Monday, February 29, 2016

Of Leap Days, Leap Years & Altered Calendars

Today, February 29th -  the 'extra' day this February - is designated a 'leap day' in this leap year of 2016. Few people, however, understand how leap days and leap years arose and just how they are tied to astronomical timekeeping and the calendars we use.

Time keeping by calendar.

One might say it all began with the development of the Julian calendar, named after Julius Caesar. He had introduced a calendar with 365 days and a leap year every 4 years with 365 days. This meant an average length of year of 365.25 days.  But that extra 0.25 days for the mean Julian year made it in fact a smidgeon longer than what we define as the tropical year of 365.242374 days (or 365 days 5 h 48 min 46 s).

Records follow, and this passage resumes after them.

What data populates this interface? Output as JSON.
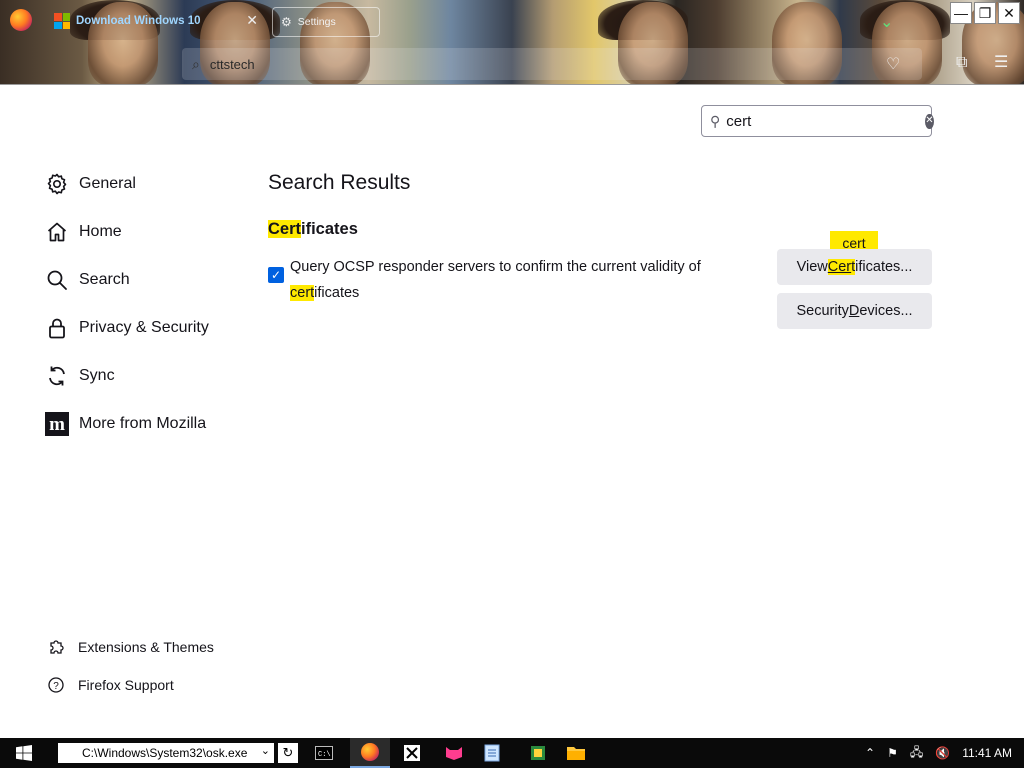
{
  "browser": {
    "tab_title": "Download Windows 10",
    "tab2_label": "Settings",
    "url_text": "cttstech",
    "window_controls": [
      "minimize-icon",
      "restore-icon",
      "close-icon"
    ]
  },
  "search": {
    "value": "cert",
    "clear_icon": "clear-icon"
  },
  "nav": {
    "items": [
      {
        "label": "General",
        "icon": "gear-icon"
      },
      {
        "label": "Home",
        "icon": "home-icon"
      },
      {
        "label": "Search",
        "icon": "search-icon"
      },
      {
        "label": "Privacy & Security",
        "icon": "lock-icon"
      },
      {
        "label": "Sync",
        "icon": "sync-icon"
      },
      {
        "label": "More from Mozilla",
        "icon": "mozilla-icon"
      }
    ],
    "bottom": [
      {
        "label": "Extensions & Themes",
        "icon": "puzzle-icon"
      },
      {
        "label": "Firefox Support",
        "icon": "help-icon"
      }
    ]
  },
  "main": {
    "results_title": "Search Results",
    "section_title_hl": "Cert",
    "section_title_rest": "ificates",
    "checkbox_checked": true,
    "checkbox_text_pre": "Query OCSP responder servers to confirm the current validity of ",
    "checkbox_text_hl": "cert",
    "checkbox_text_post": "ificates",
    "view_certs_pre": "View ",
    "view_certs_hl": "Cer",
    "view_certs_hl2": "t",
    "view_certs_post": "ificates...",
    "security_devices_pre": "Security ",
    "security_devices_u": "D",
    "security_devices_post": "evices...",
    "tooltip": "cert"
  },
  "taskbar": {
    "run_path": "C:\\Windows\\System32\\osk.exe",
    "clock": "11:41 AM"
  },
  "colors": {
    "highlight": "#ffe900",
    "accent": "#0061e0",
    "button_bg": "#e9e9ed"
  }
}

This set the stage for future problems, especially as the  role of the astronomical point known as the vernal equinox (also associated with a date) came to prominence. (The vernal equinox marks the intersection of the ecliptic with the celestial equator. The ecliptic is the projected path of the Sun - as it appears from Earth - onto the celestial sphere, but in reality is the plane of the Earth's own orbital motion).

In the wake of the Edict of Milan, the Council of Nicaea in 325 A.D. defined the dates of Easter and certain other religious holidays by reference to the vernal equinox. . In particular, March 21 was re-specified as the date of the vernal equinox while Easter was defined to occur on the first Sunday after the 14th day of the Moon (e.g. days after the full Moon). It ought to be noted here that the Christians at Nicaea didn't willy- nilly just change the date of the vernal equinox from March 25 back to March 21. No, what happened is that between 45 B.C. and 325 A.D. that date had slipped back from March 25th to March 21st. The reason is based on simple math: Because the Julian year was defined with an average of 365 ¼ days and is 11 mins. 14 secs longer than the tropical year of 365 days 5 h 48 min 46 ec then the slight difference had accumulated to 3 days in those 4 centuries.

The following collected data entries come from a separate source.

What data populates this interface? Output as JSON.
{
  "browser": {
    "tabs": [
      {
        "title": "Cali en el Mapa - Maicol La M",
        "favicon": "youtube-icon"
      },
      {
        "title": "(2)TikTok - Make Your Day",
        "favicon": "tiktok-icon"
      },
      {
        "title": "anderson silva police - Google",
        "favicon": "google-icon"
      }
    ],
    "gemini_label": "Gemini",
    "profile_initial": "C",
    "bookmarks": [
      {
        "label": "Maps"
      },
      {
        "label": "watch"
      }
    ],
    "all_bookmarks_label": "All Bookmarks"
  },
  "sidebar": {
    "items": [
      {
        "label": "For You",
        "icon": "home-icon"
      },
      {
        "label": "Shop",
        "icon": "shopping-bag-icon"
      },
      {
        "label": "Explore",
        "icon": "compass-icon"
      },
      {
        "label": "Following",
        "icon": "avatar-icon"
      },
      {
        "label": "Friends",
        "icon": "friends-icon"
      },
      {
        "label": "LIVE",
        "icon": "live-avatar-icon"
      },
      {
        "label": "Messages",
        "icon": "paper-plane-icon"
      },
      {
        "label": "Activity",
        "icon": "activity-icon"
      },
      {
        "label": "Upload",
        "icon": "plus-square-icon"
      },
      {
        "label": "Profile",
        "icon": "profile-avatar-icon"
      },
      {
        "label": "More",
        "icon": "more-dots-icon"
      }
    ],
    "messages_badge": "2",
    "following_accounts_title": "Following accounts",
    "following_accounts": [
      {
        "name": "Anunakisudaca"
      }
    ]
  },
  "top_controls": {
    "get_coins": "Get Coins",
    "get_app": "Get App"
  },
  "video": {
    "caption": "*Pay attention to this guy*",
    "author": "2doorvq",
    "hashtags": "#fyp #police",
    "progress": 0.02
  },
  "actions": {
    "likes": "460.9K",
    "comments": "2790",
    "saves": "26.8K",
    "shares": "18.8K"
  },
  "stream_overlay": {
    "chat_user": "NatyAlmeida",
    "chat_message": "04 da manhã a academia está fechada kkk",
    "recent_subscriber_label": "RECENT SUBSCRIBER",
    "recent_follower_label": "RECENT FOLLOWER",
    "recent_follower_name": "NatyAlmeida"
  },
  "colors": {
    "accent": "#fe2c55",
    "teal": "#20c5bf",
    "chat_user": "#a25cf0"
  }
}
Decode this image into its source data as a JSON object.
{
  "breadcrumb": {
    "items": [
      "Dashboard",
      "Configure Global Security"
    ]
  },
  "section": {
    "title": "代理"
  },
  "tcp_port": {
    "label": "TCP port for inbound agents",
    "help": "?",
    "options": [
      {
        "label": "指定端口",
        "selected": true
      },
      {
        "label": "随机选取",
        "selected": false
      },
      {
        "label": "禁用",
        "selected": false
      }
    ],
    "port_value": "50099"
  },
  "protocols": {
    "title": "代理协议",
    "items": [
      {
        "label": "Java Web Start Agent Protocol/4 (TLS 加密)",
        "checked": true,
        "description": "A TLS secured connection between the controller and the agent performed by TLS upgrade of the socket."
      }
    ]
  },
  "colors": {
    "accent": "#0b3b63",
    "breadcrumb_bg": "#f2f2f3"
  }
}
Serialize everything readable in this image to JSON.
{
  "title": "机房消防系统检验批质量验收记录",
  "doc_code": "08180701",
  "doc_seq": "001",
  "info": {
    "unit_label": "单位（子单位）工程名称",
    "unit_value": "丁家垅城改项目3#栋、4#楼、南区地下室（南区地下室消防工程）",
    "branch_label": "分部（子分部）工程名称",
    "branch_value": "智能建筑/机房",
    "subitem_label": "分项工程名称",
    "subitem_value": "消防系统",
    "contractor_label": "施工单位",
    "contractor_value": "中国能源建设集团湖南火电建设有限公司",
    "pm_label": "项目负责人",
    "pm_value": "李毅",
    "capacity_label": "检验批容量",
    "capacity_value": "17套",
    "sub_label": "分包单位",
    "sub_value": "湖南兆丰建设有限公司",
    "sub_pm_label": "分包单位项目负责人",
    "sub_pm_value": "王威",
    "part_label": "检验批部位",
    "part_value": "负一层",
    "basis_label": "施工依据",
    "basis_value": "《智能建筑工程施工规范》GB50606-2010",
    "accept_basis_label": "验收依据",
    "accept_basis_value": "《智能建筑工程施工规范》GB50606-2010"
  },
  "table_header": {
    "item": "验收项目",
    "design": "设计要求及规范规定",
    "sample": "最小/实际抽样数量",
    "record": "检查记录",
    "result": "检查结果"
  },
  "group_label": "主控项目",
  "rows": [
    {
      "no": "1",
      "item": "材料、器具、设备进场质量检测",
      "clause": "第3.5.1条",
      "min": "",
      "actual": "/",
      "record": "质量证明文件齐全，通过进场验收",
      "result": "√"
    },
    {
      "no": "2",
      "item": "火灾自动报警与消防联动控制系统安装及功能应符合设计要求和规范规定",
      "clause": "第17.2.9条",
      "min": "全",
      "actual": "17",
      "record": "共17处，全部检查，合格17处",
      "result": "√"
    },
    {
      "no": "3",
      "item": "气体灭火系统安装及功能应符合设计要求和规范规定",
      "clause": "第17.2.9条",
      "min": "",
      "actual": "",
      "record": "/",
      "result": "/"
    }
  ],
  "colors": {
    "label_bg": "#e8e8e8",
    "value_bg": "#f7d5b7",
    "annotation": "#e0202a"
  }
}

Anyway, the ecclesiastical choice of March 21 as the vernal equinox did not always agree with the precise astronomical definition, i.e. when the astronomical point described above transited the meridian. This year, for example, that occurs on March 20th. The proximity is close, but because it isn't exact divergence occurs.

The divergence was such that by 1582 Pope Gregory XIII was tasked with another adjustment. This is because the original tiny deviation between Julian and Tropical year, e.g. of 11 mins and 14 seconds,  had grown to another 10 days so that the first day of spring was now occurring on March 11 and not the prescribed March 21.  What to do? In order to re-align his now (Gregorian) calendar with the actual vernal equinox (or the Church's approximation to it) Pope Gregory removed ten days from the middle of October.  This was undertaken on October 4, 1582 when the next day was proclaimed as October 15, 1582. (Some idiots at the time actually complained that the pope had "taken 10 days out of our lives".)

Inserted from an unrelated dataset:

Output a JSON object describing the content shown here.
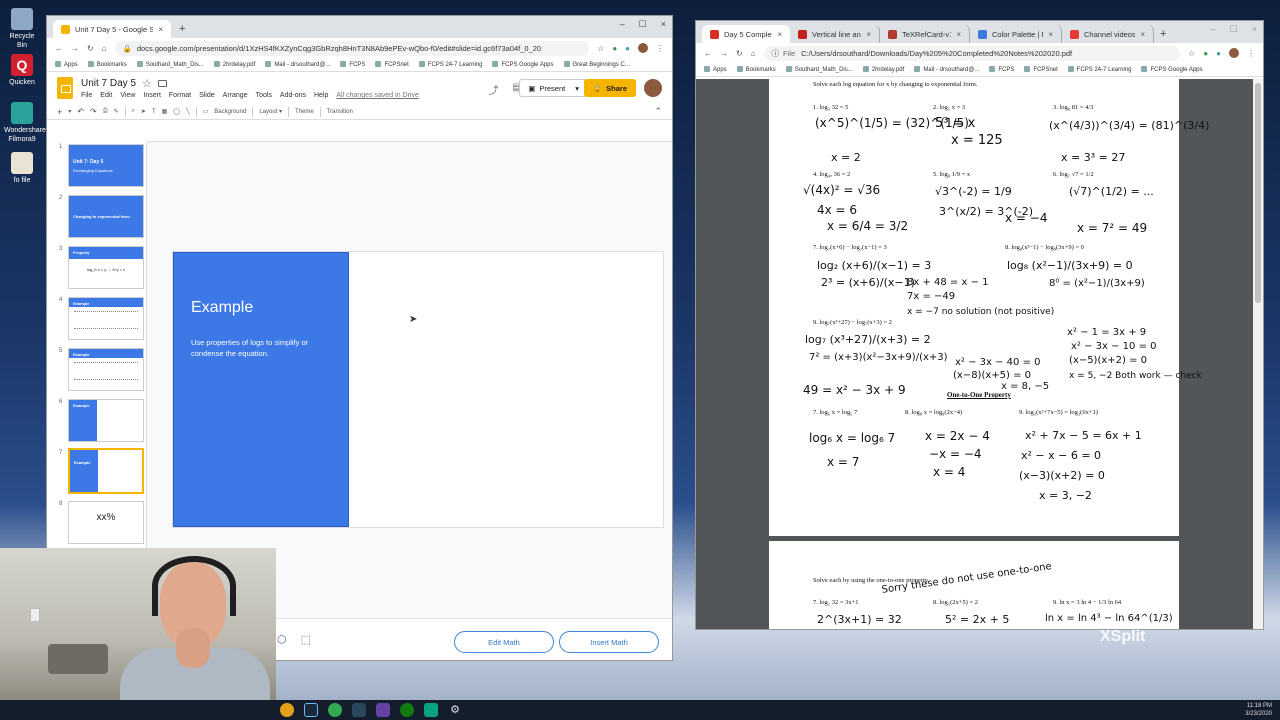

The effect of the Gregorian change was to realign the seasons but the primary goal was to calculate the  date of Easter based on the Church's definition of the vernal equinox on March 21.  Alas, not everyone in the world was committed so that much confusion reigned with different calendars and dates being kept in different places. Britain, for example, kept the old Julian calendar until 1752.

In the wake of the above the rule for the leap year was changed so that the average length of the year would closely approximate the length of the tropical year. The rule then applied was that only century years divisible by 400 would be leap years. Thus, 1700, 1800 and 1900 - all leap years under the Julian calendar - were not under the Gregorian, while 1600 and 2000 were.

Meanwhile, the average length of the Gregorian calendar, at 365.2425 days, was correct to within 1 day every 3300 years.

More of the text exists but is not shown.